The silver lining, if any? Those payments may in fact be tax-deductible.
The hit on JBS, the largest food manufacturer yet to be hit by ransomware, was the second attack in a month on a critical industry. After a gang of hackers targeted servers supporting JBS’ operations in North America and Australia, production was disrupted for several days.
Right before that, hackers believed to operate with impunity in Russia and allied states shut down operation of the Colonial Pipeline, the largest U.S. fuel pipeline, for nearly a week.
In both cases, officials who feared larger consequences paid the ransom. JBS confirmed that it paid the equivalent of $11 million to hackers who broke into its computer system. Officials at Colonial paid a ransom of 75 bitcoin — roughly $4.4 million — to get back online after a separate gang of cybercriminals using the DarkSide ransomware variant broke into the company’s computer system.

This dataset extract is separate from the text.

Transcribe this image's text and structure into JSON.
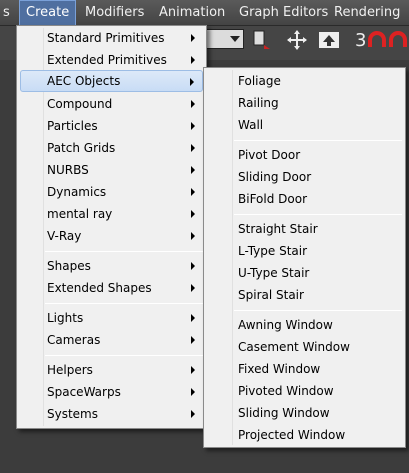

Although paying these criminals goes against FBI guidance, the U.S. government offers a little-noticed incentive for those who do pay.
Deductions for ransomware payments are usually allowed under law and established guidance, according to multiple tax experts interviewed by The Associated Press. However, the IRS offers no formal guidance on ransomware payments.
Some officials fear, however, that the deduction is a potentially problematic incentive that could entice businesses to pay ransoms against the advice of law enforcement. At a minimum, they say, the deductibility sends a discordant message to businesses under duress.
"It seems a little incongruous to me," said New York Rep. John Katko, the top Republican on the House Committee on Homeland Security.
Deductibility is a piece of a bigger quandary stemming from the rise in ransomware attacks, in which cybercriminals scramble computer data and demand payment for unlocking the files. The government doesn't want payments that fund criminal gangs and could encourage more attacks. But failing to pay can have devastating consequences for businesses and potentially for the economy overall.
For instance, the nearly weeklong closure of the Colonial Pipeline, which transports about 45% of fuel consumed on the East Coast, sparked long lines and panic buying at gas stations across the Southeast.
The attack on JBS SA, the world’s largest meat processing company, threatened to disrupt food supplies.
"This was a very difficult decision to make for our company and for me personally," said Andre Nogueira, the CEO of JBS USA. "However, we felt this decision had to be made to prevent any potential risk for our customers."
JBS said the vast majority of its facilities were operational at the time it made the payment, but it decided to pay in order to avoid any unforeseen issues and ensure no data was exfiltrated.
Colonial Pipeline CEO Joseph Blount also disclosed that he felt immense pressure to pay in order to protect a critical part of the U.S. infrastructure.
"I will admit that I wasn't comfortable seeing money go out the door to people like this," Blount told the Wall Street Journal. "But it was the right thing to do for the country."
The Associated Press contributed to this report.